Steven Hill is Director of Research at Research England. He is also a member of the REF Steering Board.

How researchers share their findings has hardly changed in 400 years.

There has been effective digitalisation of the process, but the underlying steps and formats would be recognisable to scientists and researchers from the past.

As Jason Priem and Bradley Hemminger argued a decade ago, the present system combines the registration of findings with the dissemination of associated conclusions, which has negative consequences for the research system. In addition, earlier approaches have not scaled with the research system, which is both larger and more complex in 2022. The time is ripe for some real innovation, which is why Research England is supporting the development of Octopus, launched today.

Cephalopod-cast?

Octopus is a platform to help split the dissemination of findings through journals, from the recording of research work for the benefit of researchers. It aims to be the primary research record for scientific work and, importantly, splits the process of research into eight separate classes of contribution. The eight contributions from which Octopus gets its name are:

  • research problems
  • hypotheses
  • methods and protocols
  • data and results
  • analyses
  • interpretations
  • implementation
  • peer reviews

Researchers can record any of these and claim credit for them.

Squids in

Octopus has the potential to solve some major challenges in the research system.
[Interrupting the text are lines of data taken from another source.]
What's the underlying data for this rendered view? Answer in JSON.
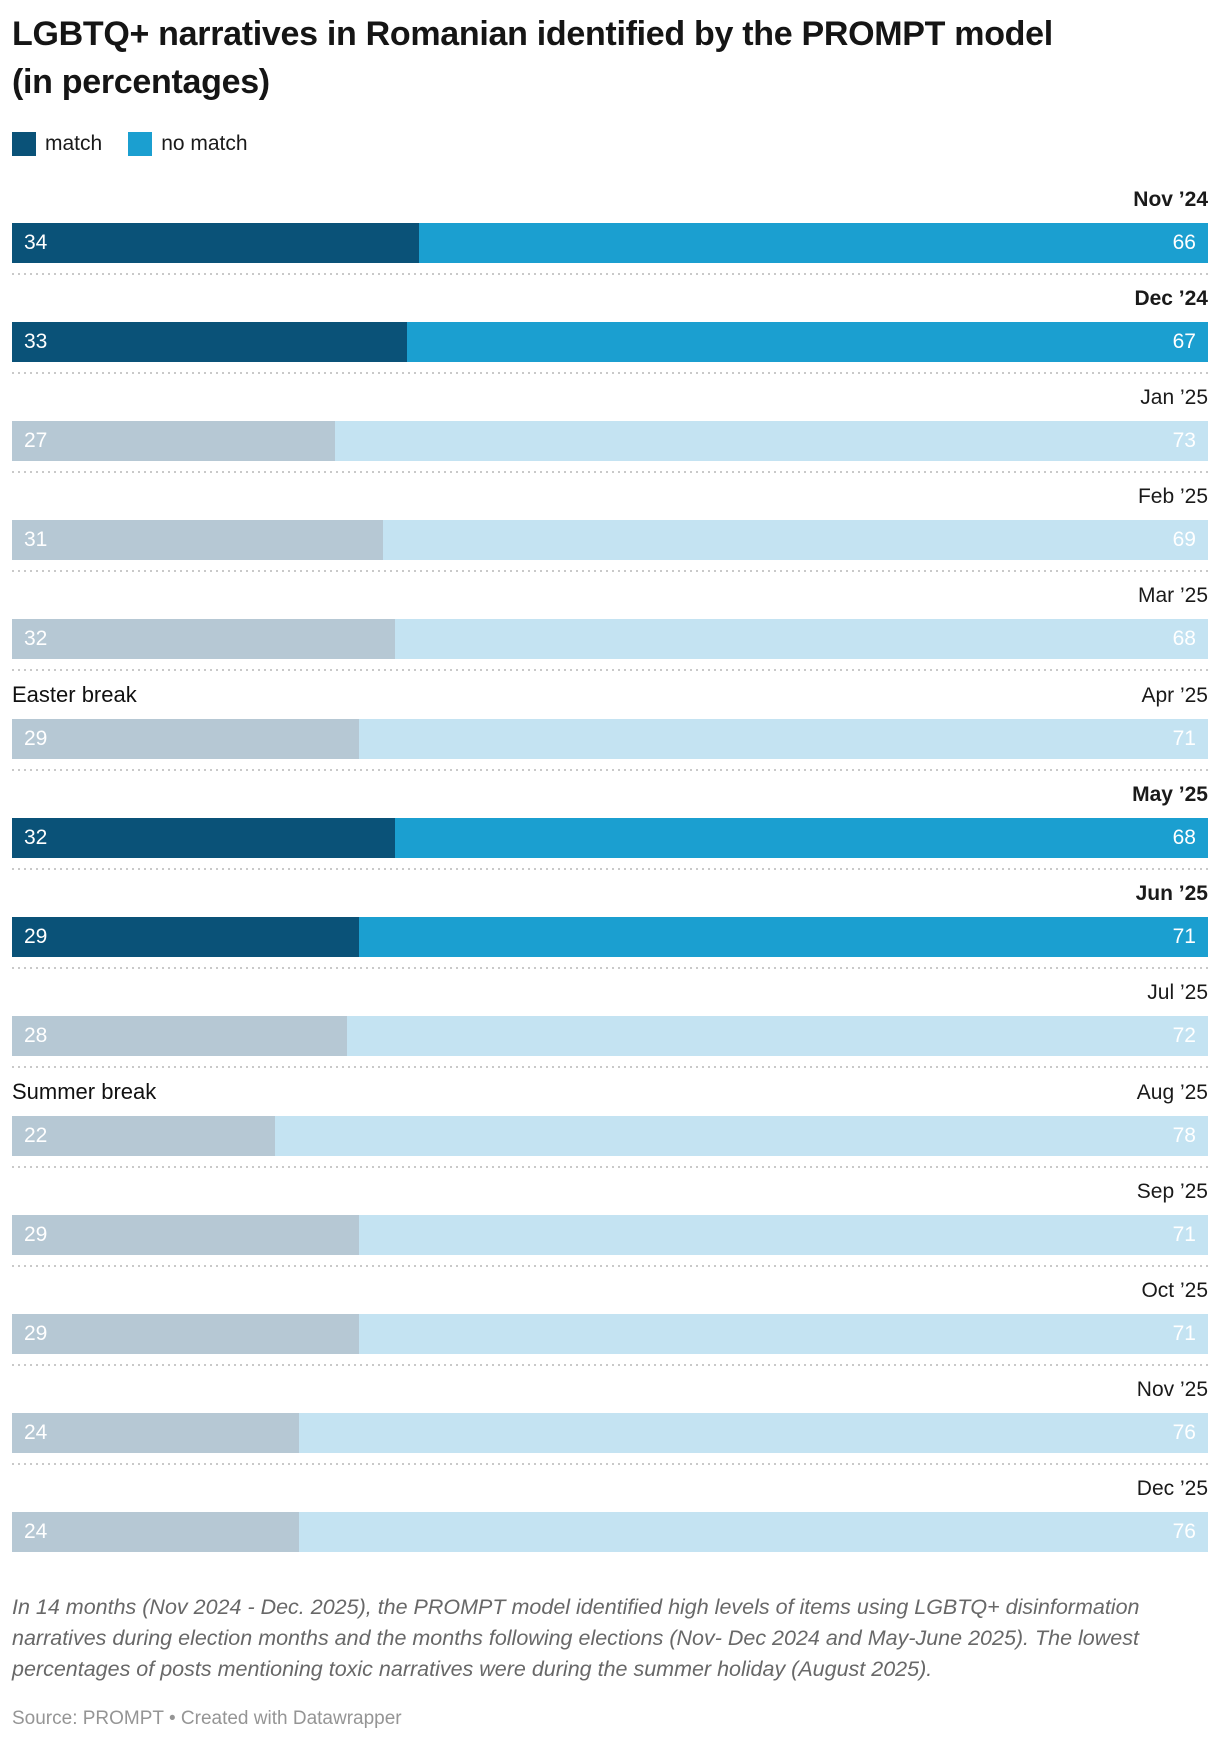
{
  "header": {
    "title": "LGBTQ+ narratives in Romanian identified by the PROMPT model (in percentages)"
  },
  "legend": {
    "items": [
      {
        "label": "match",
        "color": "#0a5278"
      },
      {
        "label": "no match",
        "color": "#1b9fd0"
      }
    ]
  },
  "colors": {
    "match_active": "#0a5278",
    "no_match_active": "#1b9fd0",
    "match_muted": "#b6c8d4",
    "no_match_muted": "#c4e3f2",
    "value_label": "#ffffff",
    "separator": "#c9c9c9"
  },
  "chart_data": {
    "type": "bar",
    "variant": "horizontal-stacked",
    "unit": "percent",
    "xlim": [
      0,
      100
    ],
    "grid": false,
    "legend_position": "top",
    "title": "LGBTQ+ narratives in Romanian identified by the PROMPT model (in percentages)",
    "categories": [
      "Nov ’24",
      "Dec ’24",
      "Jan ’25",
      "Feb ’25",
      "Mar ’25",
      "Apr ’25",
      "May ’25",
      "Jun ’25",
      "Jul ’25",
      "Aug ’25",
      "Sep ’25",
      "Oct ’25",
      "Nov ’25",
      "Dec ’25"
    ],
    "series": [
      {
        "name": "match",
        "values": [
          34,
          33,
          27,
          31,
          32,
          29,
          32,
          29,
          28,
          22,
          29,
          29,
          24,
          24
        ]
      },
      {
        "name": "no match",
        "values": [
          66,
          67,
          73,
          69,
          68,
          71,
          68,
          71,
          72,
          78,
          71,
          71,
          76,
          76
        ]
      }
    ],
    "highlighted_categories": [
      "Nov ’24",
      "Dec ’24",
      "May ’25",
      "Jun ’25"
    ],
    "annotations": [
      {
        "text": "Easter break",
        "category": "Apr ’25"
      },
      {
        "text": "Summer break",
        "category": "Aug ’25"
      }
    ]
  },
  "footer": {
    "notes": "In 14 months (Nov 2024 - Dec. 2025), the PROMPT model identified high levels of items using LGBTQ+ disinformation narratives during election months and the months following elections (Nov- Dec 2024 and May-June 2025). The lowest percentages of posts mentioning toxic narratives were during the summer holiday (August 2025).",
    "source": "Source: PROMPT • Created with Datawrapper"
  }
}
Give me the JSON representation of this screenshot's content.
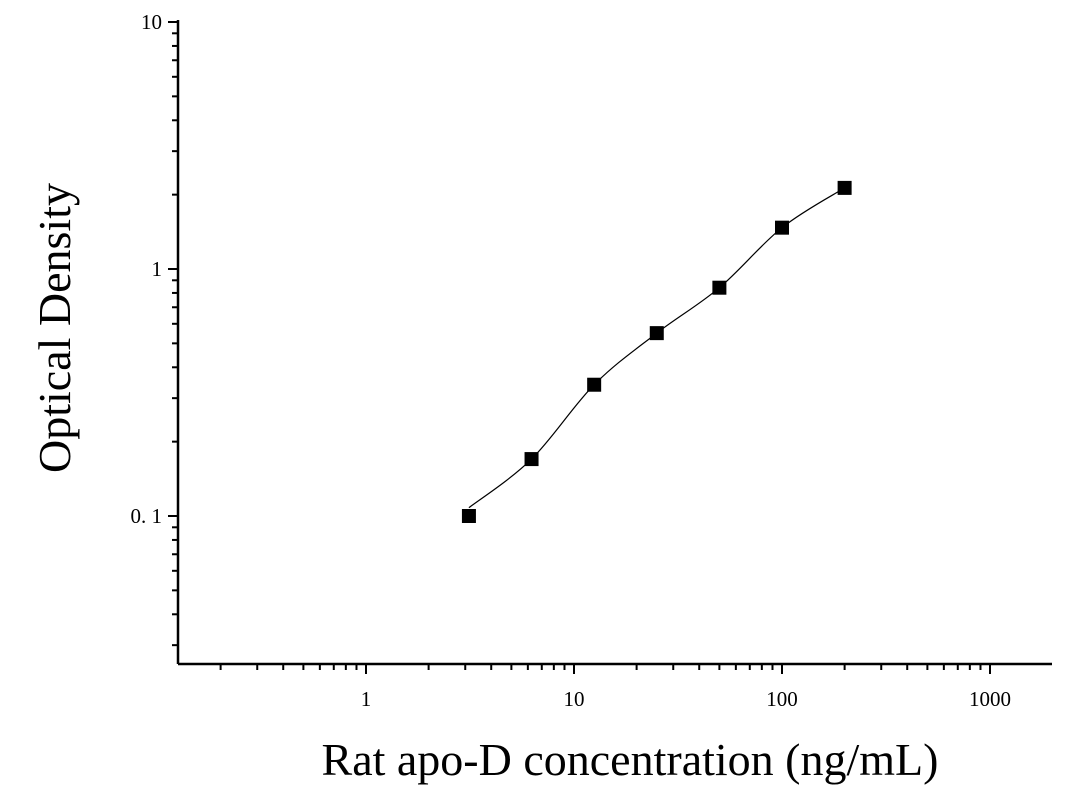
{
  "chart_data": {
    "type": "scatter",
    "xlabel": "Rat apo-D concentration (ng/mL)",
    "ylabel": "Optical Density",
    "x_scale": "log",
    "y_scale": "log",
    "xlim": [
      0.15,
      1200
    ],
    "ylim": [
      0.025,
      10
    ],
    "x_ticks": [
      1,
      10,
      100,
      1000
    ],
    "x_tick_labels": [
      "1",
      "10",
      "100",
      "1000"
    ],
    "y_ticks": [
      0.1,
      1,
      10
    ],
    "y_tick_labels": [
      "0. 1",
      "1",
      "10"
    ],
    "grid": false,
    "series": [
      {
        "marker": "square",
        "color": "#000000",
        "x": [
          3.125,
          6.25,
          12.5,
          25,
          50,
          100,
          200
        ],
        "y": [
          0.1,
          0.17,
          0.34,
          0.55,
          0.84,
          1.47,
          2.13
        ]
      }
    ],
    "fit_curve": {
      "color": "#000000",
      "x_range": [
        3.125,
        200
      ]
    }
  }
}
It will improve access to research so that researchers can build on the work of others. It provides a platform where all research can be freely shared, reducing publication bias and making findings available to anyone who needs them. The intention is not to replace other forms of research dissemination but to make public the primary record for all to use and share.
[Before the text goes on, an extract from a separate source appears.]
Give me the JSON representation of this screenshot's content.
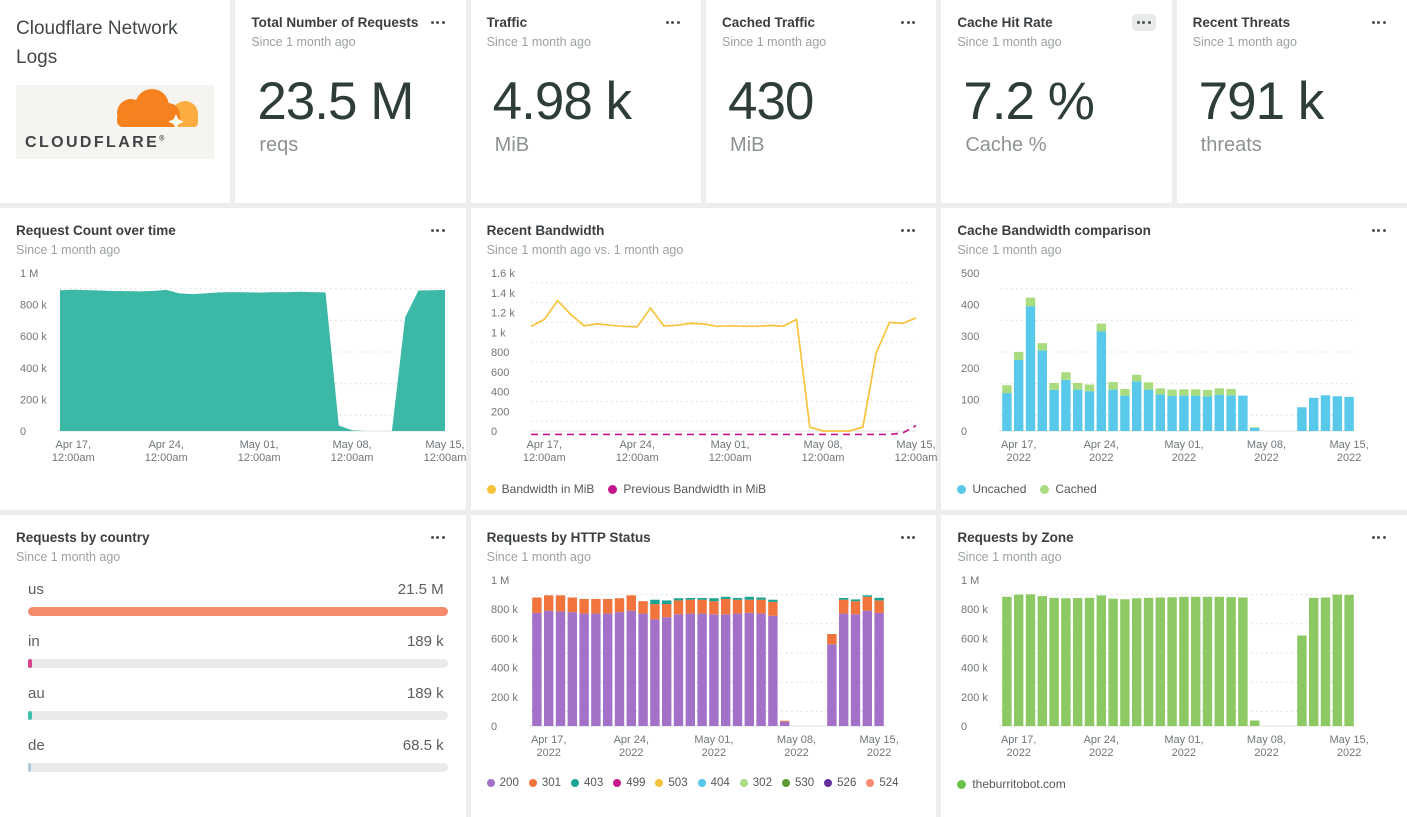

Octopus will also improve the quality of research. The platform breaks the research process into component parts that can be published separately but appropriately linked together. The separation brings appropriate attention to the quality of all aspects of research, the process and the findings.

It allows specialists in, for example, experimental design or statistical analysis to contribute their expertise and receive appropriate recognition. And because all the components are visible, the platform allows robust external scrutiny. Researchers can review any part of the process, and those reviews are themselves available to read.

Arms around research culture

Furthermore Octopus has the potential to contribute to improving research cultures. It removes hierarchies in access to publication and allows all researchers, whatever their status or career stage, to contribute on an equal and transparent footing. The platform’s modular nature means that researchers can record their ideas or contribute to interpreting data gathered by others. Everyone’s contribution is clearly attributed, and its relationship to the research process is transparent.

At Research England, we are delighted to support the development of Octopus, working in partnership with the UK Reproducibility Network and Jisc. Although originated and developed in the UK, Octopus is a global platform aimed at transforming the recording of research. Following the launch of the platform, the biggest challenge will be to persuade researchers to use it. But the potential benefits certainly make that hard work worthwhile.

The invention of the scholarly journal 400 years ago marked a step-change in research communication. The launch of Octopus could mark the next major shift.